How does Section 3 treat retention of stridhan or denial of maintenance?

These fall under economic abuse in Explanation I(iv). In Krishna Bhattacharjee v. Sarathi Choudhury (2016) 2 SCC 705, the Supreme Court held that withholding a wife's stridhan is economic abuse and a continuing wrong not barred by limitation, and that judicial separation does not end her status as an aggrieved person. In Lalita Toppo v. State of Jharkhand (2019) 13 SCC 796, the Court noted that maintenance can be sought under the Act even by a woman who is not a legally wedded wife, the Act's scope being wider than Section 125 CrPC.

Does Section 3 apply to live-in relationships?

Yes, where the relationship is a “relationship in the nature of marriage” under Section 2(f). In Indra Sarma v. V.K.V. Sarma (2013) 15 SCC 755, the Supreme Court held that genuine live-in partners fall within the Act and laid down guidelines for identifying qualifying relationships, though a woman who knowingly cohabits with a married man may not qualify. Once the relationship qualifies, all four heads of abuse in Section 3 apply.

Are proceedings under Section 3 civil or criminal, and what is the standard of proof?
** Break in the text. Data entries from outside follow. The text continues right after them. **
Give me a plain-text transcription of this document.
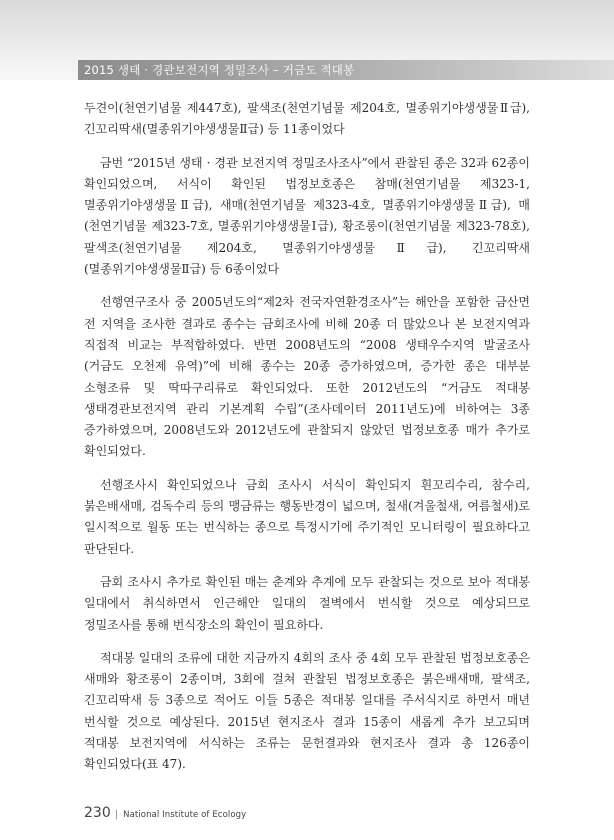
2015 생태 · 경관보전지역 정밀조사 – 거금도 적대봉

두견이(천연기념물 제447호), 팔색조(천연기념물 제204호, 멸종위기야생생물Ⅱ급), 긴꼬리딱새(멸종위기야생생물Ⅱ급) 등 11종이었다

금번 “2015년 생태 · 경관 보전지역 정밀조사조사”에서 관찰된 종은 32과 62종이 확인되었으며, 서식이 확인된 법정보호종은 참매(천연기념물 제323-1, 멸종위기야생생물Ⅱ급), 새매(천연기념물 제323-4호, 멸종위기야생생물Ⅱ급), 매(천연기념물 제323-7호, 멸종위기야생생물Ⅰ급), 황조롱이(천연기념물 제323-78호), 팔색조(천연기념물 제204호, 멸종위기야생생물Ⅱ급), 긴꼬리딱새(멸종위기야생생물Ⅱ급) 등 6종이었다

선행연구조사 중 2005년도의“제2차 전국자연환경조사”는 해안을 포함한 금산면 전 지역을 조사한 결과로 종수는 금회조사에 비해 20종 더 많았으나 본 보전지역과 직접적 비교는 부적합하였다. 반면 2008년도의 “2008 생태우수지역 발굴조사(거금도 오천제 유역)”에 비해 종수는 20종 증가하였으며, 증가한 종은 대부분 소형조류 및 딱따구리류로 확인되었다. 또한 2012년도의 “거금도 적대봉 생태경관보전지역 관리 기본계획 수립”(조사데이터 2011년도)에 비하여는 3종 증가하였으며, 2008년도와 2012년도에 관찰되지 않았던 법정보호종 매가 추가로 확인되었다.

선행조사시 확인되었으나 금회 조사시 서식이 확인되지 흰꼬리수리, 참수리, 붉은배새매, 검독수리 등의 맹금류는 행동반경이 넓으며, 철새(겨울철새, 여름철새)로 일시적으로 월동 또는 번식하는 종으로 특정시기에 주기적인 모니터링이 필요하다고 판단된다.

금회 조사시 추가로 확인된 매는 춘계와 추계에 모두 관찰되는 것으로 보아 적대봉 일대에서 취식하면서 인근해안 일대의 절벽에서 번식할 것으로 예상되므로 정밀조사를 통해 번식장소의 확인이 필요하다.

적대봉 일대의 조류에 대한 지금까지 4회의 조사 중 4회 모두 관찰된 법정보호종은 새매와 황조롱이 2종이며, 3회에 걸쳐 관찰된 법정보호종은 붉은배새매, 팔색조, 긴꼬리딱새 등 3종으로 적어도 이들 5종은 적대봉 일대를 주서식지로 하면서 매년 번식할 것으로 예상된다. 2015년 현지조사 결과 15종이 새롭게 추가 보고되며 적대봉 보전지역에 서식하는 조류는 문헌결과와 현지조사 결과 총 126종이 확인되었다(표 47).

230 | National Institute of Ecology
They are primarily civil. In Kunapareddy v. Kunapareddy Swarna Kumari (2016) 11 SCC 774, the Supreme Court held that orders under the Act are “primarily of a civil nature” and that applications may be amended. Accordingly, domestic violence under Section 3 is established on the civil preponderance of probabilities, not beyond reasonable doubt; criminal liability arises only on breach of a protection order under Section 31.